CTRL’s AI Allen has a distinct Ranveer Singh look, so much so that Motwane nicknamed him after the actor, though he says the resemblance wasn’t intentional. By the end of the film, however, Nella finds her boyfriend’s face co-opted as a digital avatar by the same company that had him killed. CTRL is the second streaming release this year that finds Panday confronting the evils of big tech. In the Amazon Prime series Call Me Bae, she’s a journalist who exposes the CEO of a telecom company (Sahil Shroff) for mining his customers’ data. The revelation of a Bollywood actress’ (Karishma Tanna) pregnancy comes from piecing together information from her period-tracking app, a plotline that comes five years after UK advocacy group Privacy International reported that Bengaluru-based period tracker Maya had been sharing users’ sexual health data with Facebook.
LSD2, CTRL and Dream Girl all view people themselves as yet another product of the digital age, both in the way that our private data can be harvested and sold, and how being chronically online chips away at our humanity. The first LSD2 segment features a transwoman reality show contestant (Paritosh Tiwari) obsessed over by thousands, yet misgendered repeatedly. Meanwhile, vlogger Shubham gains 40,000 followers in two hours after the lewd photos are posted. “Mazak udaane aaye hai sab log (Everyone’s just here to make fun of me),” he says. “Kya farak padta hai, bhai? (What difference does it make?)” his manager (Subhra Sourav Das) replies. It doesn’t matter why they’re here. Just that they are. Just as the “I’m as mad as hell and I’m not going to take this anymore” speech from Network (1976) goes from righteous rant to mindlessly repeated audience slogan, Shubham’s insistence that it isn’t him in those pictures becomes a punchline. Similarly, Nella’s fury at her cheating boyfriend becomes the hook to a song.

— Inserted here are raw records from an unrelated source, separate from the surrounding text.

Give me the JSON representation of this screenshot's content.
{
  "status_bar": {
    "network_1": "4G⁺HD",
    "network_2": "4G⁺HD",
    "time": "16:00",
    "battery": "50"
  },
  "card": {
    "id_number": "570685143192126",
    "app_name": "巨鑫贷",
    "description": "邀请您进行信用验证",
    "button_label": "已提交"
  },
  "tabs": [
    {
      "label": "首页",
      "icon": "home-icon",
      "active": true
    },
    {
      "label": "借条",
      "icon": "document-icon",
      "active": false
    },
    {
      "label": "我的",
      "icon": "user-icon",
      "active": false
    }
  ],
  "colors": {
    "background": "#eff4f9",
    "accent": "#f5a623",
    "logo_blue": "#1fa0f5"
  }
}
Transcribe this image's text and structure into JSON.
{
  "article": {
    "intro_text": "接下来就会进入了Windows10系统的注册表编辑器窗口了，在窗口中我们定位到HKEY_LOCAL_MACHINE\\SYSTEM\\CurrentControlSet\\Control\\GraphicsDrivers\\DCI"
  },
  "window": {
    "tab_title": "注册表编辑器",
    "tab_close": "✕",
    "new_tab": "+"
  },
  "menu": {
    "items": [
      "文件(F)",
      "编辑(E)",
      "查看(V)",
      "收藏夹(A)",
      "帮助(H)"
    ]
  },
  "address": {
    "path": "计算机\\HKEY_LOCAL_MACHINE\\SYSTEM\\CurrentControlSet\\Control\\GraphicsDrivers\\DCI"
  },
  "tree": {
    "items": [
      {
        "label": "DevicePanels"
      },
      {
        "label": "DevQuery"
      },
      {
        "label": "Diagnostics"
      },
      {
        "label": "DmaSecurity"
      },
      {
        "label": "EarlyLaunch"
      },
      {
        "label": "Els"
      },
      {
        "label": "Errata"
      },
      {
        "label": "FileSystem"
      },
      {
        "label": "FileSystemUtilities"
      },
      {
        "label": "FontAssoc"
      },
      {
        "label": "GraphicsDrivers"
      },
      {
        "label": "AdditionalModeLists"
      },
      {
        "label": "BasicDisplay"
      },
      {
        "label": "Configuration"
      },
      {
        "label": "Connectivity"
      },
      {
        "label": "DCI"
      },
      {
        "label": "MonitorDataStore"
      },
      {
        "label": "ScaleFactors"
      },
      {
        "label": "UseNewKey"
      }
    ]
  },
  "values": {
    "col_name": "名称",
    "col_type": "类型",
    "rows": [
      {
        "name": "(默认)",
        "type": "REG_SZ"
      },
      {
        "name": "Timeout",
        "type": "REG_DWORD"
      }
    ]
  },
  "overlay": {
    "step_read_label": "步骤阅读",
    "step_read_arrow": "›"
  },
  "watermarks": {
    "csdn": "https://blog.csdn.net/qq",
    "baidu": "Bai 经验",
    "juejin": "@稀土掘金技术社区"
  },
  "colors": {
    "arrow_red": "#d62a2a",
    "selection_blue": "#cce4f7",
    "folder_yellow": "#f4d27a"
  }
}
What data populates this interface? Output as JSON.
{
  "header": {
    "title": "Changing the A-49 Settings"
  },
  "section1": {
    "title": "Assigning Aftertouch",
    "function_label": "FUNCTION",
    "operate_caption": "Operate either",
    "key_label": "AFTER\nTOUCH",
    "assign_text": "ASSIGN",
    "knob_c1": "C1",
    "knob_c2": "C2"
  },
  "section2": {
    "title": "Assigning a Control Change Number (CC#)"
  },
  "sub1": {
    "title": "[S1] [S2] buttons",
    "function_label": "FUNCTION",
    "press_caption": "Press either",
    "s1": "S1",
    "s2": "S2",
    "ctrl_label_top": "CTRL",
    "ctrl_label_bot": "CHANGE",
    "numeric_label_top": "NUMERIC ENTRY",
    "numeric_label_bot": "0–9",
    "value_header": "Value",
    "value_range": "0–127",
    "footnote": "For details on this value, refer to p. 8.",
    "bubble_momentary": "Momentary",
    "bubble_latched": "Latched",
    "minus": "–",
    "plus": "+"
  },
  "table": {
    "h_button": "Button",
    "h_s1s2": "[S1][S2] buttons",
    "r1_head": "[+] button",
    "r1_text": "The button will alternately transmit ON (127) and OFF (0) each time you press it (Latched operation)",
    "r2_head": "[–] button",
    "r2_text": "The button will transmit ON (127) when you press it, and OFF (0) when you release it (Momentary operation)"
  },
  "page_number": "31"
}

“We live in a time when we’re surrounded by cameras, and we know we’re surrounded by cameras,” says director Dibakar Banerjee. “Everybody is consuming someone else’s life and everyone is living a life to be consumed.” His research took him down influencer rabbit holes, from those who had amassed a following through videos of mundane activities such as brushing their teeth to more niche content such as the sexualised chopping of vegetables. The costs of maintaining an influencer lifestyle are also explored in the first episode of Fingertip, a 2019 Tamil anthology about the destructive power of digital spaces. An aspiring influencer (Sunainaa) is so fixated on curating a picture-perfect life on the photo-sharing app Clicker (a clear stand-in for Instagram) that it all starts to come apart behind the scenes. She loses her job, goes into debt and eventually wrecks her marriage.
While LSD2’s reality show contestants have the option to go “off cam” or pause having their lives streamed 24x7, it comes at a price—their ratings nosedive. Nella, however, welcomes digital intrusion by the end, so lonely that she can only find warmth in the reflective glow of a screen. An earlier draft had her mother ask her to buy something online, at which point she discovers that she needed a CTRL ID to be able to log in. Motwane and his writers ultimately, however, felt that the ending would pack more of an emotional punch if Nella’s choice to sign up for the app that ruined her life once more was her own. In the same way, unable to handle the stresses of the real world, Shubham disappears, escaping into the unnerving utopia of the ‘metaverse’, a virtual reality world. In this year’s films, the creeping pull of the digital world extends far beyond the four borders of the screen—vast, inescapable.
Gayle Sequeira is a film and television critic and reporter.